Earlier this week, the U.K. Department of Energy and Climate Change, which monitors Shell’s North Sea oil and natural gas extractions, confirmed that the leaking valve had been shut and that the situation is being monitored by the U.K. government’s aerial surveillance.
Environmental groups, however, are not pleased and say that Shell must be monitored independently of the government.
“The U.K. government needs to restrict Shell’s operations in the North Sea until a proper independent audit has been carried out on their installations. We also need to be reassured about the state of other companies’ ageing equipment,” said Richard Dixon, director of WWF Scotland, a statement.
Dixon argues that the oil drilling should not be taking place in “difficult and sensitive water,” but if there is such drilling, “Shell’s track record clearly shows that they are not fit to be part of that exploration.”

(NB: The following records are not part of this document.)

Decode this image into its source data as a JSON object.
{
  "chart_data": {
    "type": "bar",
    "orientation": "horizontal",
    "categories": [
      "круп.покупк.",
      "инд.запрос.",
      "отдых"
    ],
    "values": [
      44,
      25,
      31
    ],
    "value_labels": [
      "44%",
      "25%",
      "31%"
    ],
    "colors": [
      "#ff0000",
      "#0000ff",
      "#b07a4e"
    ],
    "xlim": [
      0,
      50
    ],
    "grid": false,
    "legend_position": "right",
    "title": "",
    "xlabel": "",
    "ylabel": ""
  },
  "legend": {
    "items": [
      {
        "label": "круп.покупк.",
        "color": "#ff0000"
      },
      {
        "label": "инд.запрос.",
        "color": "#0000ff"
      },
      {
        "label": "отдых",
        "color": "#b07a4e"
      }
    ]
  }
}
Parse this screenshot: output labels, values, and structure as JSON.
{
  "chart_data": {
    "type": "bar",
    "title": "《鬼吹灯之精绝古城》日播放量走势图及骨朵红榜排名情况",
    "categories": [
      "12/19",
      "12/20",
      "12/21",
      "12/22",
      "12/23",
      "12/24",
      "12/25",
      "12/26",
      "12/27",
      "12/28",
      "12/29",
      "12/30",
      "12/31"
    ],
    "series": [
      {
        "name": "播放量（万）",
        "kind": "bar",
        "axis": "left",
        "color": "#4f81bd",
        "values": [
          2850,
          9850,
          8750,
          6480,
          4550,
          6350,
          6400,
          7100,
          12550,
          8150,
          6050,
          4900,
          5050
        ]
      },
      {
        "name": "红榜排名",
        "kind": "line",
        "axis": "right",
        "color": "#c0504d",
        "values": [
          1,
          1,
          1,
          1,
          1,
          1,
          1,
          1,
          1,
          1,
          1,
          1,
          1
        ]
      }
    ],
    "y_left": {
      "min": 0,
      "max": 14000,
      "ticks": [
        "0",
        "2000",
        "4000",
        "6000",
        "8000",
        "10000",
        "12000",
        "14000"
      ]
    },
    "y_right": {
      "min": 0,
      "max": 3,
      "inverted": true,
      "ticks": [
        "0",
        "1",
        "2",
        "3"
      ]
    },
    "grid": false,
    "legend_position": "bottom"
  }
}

The oil leak was first detected on Aug. 10. Last Friday, Shell divers closed the relief valve from which oil had been seeping. According to Shell, no oil has been leaked since that point.
The Gannet oil field was first discovered in 1973. It lies in the North Sea 111 miles east of Aberdeen. It consists of six separate oil and gas reservoirs under about 312 feet of water and between 5,700 feet and 7,200 feet into the Earth.
The field is currently exploited by Shell and is jointly owned by Shell and Esso. The six reservoirs are connected to a centrally placed production platform that processes all the oil and gas from the reservoirs. The leak occurred at a location connected to the platform by 6.8 miles of pipes.